Raghu Bandi of The Indian Express gave 2/5 stars and wrote "Eagle might not be a bad watch if you temper your expectations. It is definitely not a regular Ravi Teja film". Balakrishna Ganesan of The News Minute gave 1.5/5 stars and wrote "'Eagle’ tries its best to mimic 'KGF', but director Karthik Gattamneni fails to pull off Prashanth Neel’s grip over direction and screenplay".

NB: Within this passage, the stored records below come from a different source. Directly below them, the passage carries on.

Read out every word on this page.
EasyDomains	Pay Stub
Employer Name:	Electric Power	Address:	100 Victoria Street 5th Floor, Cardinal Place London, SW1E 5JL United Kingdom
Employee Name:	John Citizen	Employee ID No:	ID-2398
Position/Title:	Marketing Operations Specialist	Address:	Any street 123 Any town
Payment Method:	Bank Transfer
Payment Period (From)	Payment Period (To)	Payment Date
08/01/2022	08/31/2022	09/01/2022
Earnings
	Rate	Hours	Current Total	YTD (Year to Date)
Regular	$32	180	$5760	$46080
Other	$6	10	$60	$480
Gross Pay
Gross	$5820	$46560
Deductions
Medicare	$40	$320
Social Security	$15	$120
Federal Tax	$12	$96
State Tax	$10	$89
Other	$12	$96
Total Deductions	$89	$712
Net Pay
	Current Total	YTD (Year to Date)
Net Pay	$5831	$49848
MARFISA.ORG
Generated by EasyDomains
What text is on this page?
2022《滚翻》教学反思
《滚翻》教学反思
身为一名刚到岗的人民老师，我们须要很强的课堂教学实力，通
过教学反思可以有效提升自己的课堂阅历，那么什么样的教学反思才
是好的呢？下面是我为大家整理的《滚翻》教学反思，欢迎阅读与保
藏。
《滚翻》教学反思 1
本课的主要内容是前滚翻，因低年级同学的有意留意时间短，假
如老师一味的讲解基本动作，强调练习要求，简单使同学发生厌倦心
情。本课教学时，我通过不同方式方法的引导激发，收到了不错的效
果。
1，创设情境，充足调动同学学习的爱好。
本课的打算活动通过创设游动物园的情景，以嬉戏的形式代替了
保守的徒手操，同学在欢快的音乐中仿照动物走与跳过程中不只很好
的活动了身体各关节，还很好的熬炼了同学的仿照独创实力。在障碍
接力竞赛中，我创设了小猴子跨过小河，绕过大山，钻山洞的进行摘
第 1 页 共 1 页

Ram Venkat Srikar of Film Companion wrote, "Eagle aims to be different but some of its creative choices feel are good While it's hard not to be reminded of some films while watching Eagle, there are moments where it does fly high. But you only wish it soared higher". Sangeetha Devi Dundoo of The Hindu wrote "Director Karthik Gattamneni's ‘Eagle’, headlined by Ravi Teja, has a bunch of interesting ideas and fun action segments but needs sharper writing".